At dawn on 4 June 1962, in Puerto Cabello naval base, Venezuela, navy chaplain Fr Luis Padillo was saying Mass. Outside, the military base and adjoining town was awakening to another uneventful day in a county that never goes to war. But suddenly everything was to change.
Not far away Hector Rondon Lovera, a staff photographer with the local newspaper, checked in for work. As he pondered yet another morning snapping school graduations and a car crash or two, followed by a drink in the corner bar to kill the hot afternoon, excited chatter erupted in the next-door office. There were reports of something big going on up at the base. In a moment Lovera was on the street and heading straight into a war zone.
Just as Fr Luis Padillo finished his dawn Mass, a group of communist naval officers fired the first shots of an anti-government insurrection. Failing to rouse the sleepy naval base to their cause, they withdrew into the surrounding town and were soon reinforced by hundreds of communist guerrillas and sympathetic army units. Fierce fighting erupted as pro-government forces tried to dislodge them.

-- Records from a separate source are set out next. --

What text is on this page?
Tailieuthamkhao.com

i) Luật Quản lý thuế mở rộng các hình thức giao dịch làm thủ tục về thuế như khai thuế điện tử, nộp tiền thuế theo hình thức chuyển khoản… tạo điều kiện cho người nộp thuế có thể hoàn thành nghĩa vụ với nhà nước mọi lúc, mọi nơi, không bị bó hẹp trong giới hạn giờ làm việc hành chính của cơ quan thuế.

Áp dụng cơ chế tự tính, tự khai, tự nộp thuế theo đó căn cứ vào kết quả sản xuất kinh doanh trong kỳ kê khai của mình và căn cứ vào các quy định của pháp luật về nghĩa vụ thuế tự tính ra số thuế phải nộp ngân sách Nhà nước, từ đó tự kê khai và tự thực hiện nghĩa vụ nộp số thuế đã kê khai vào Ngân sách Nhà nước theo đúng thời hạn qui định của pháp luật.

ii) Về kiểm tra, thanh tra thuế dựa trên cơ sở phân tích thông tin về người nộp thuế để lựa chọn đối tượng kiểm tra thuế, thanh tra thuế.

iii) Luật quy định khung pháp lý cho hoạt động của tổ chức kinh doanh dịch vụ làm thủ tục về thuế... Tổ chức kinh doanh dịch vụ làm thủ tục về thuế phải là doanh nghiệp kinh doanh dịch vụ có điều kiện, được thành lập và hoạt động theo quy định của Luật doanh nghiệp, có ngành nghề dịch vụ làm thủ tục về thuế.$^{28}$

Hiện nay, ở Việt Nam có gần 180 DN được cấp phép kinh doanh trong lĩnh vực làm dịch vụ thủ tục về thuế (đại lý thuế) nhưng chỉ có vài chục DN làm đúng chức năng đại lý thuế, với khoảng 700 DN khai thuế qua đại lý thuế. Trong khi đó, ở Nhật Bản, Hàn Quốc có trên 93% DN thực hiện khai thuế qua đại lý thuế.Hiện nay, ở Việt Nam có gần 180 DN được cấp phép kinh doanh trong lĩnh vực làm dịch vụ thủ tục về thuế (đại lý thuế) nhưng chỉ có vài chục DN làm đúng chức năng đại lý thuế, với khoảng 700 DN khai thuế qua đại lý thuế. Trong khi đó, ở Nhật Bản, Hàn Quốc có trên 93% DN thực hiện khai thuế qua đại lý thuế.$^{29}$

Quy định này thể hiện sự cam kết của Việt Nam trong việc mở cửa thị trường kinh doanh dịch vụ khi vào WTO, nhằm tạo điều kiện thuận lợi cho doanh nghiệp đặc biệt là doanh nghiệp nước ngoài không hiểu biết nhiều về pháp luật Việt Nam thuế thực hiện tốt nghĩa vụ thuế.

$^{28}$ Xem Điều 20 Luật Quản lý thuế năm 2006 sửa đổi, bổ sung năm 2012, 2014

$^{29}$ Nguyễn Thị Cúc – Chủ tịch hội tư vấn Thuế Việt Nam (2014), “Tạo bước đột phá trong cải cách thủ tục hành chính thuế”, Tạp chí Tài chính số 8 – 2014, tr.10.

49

One thought took hold of Fr Padillo as he listened to the deafening crash of explosions and gunfire: people are dying out there! He grabbed his stole and ran off into the mayhem.
One of the most extraordinary photographs of conflict ever taken of is the one Lovera took of Fr Padillo caught in the crossfire while he assists a dying solider. We see him, alert, determined, in his cassock, supporting in his arms a man who wanted to kneel to receive the Last Rites. Bullets ripped up the street around them while Lovera desperately urged Fr Padillo to run for his life. He said it was incredible he himself was not killed while he lay flat on the ground taking pictures. And he cannot explain how Fr Padillo did not die immediately. Even as he watched bullets continued to rip through body of the poor soldier.
The photograph won many awards. And while Lovera became famous, Fr Padillo faded back into the obscurity of his simple life of a navy chaplain. But his moment of heroism would never have happened if he has not already laid his life down in holocaust on the altar of his vocation. Danger does not make heroes; it brings out their heroism.
So we might ask if it is necessary to brave bombs and bullets in order to be a hero? Or live in a communist country sharing the dangers and sufferings of the underground Church? No it is not; for there is yet another kind of heroism. It is less dramatic, less palpable, but just as real.
It is the heroism of the parish priest who expends his whole life in the confessional freeing souls from the chains of sin, and who time and again renounces his rest to go out in the night to the deathbed of a parishioner.
This was the life of Saint John Vianney, the Curate of Ars, who is our final example of a hero priest. He presents a different but equally heroic type of personal holocaust. He is probably the most famous priest of all time and was chosen by Pope Benedict XVI as patron saint of the Year of the Priest.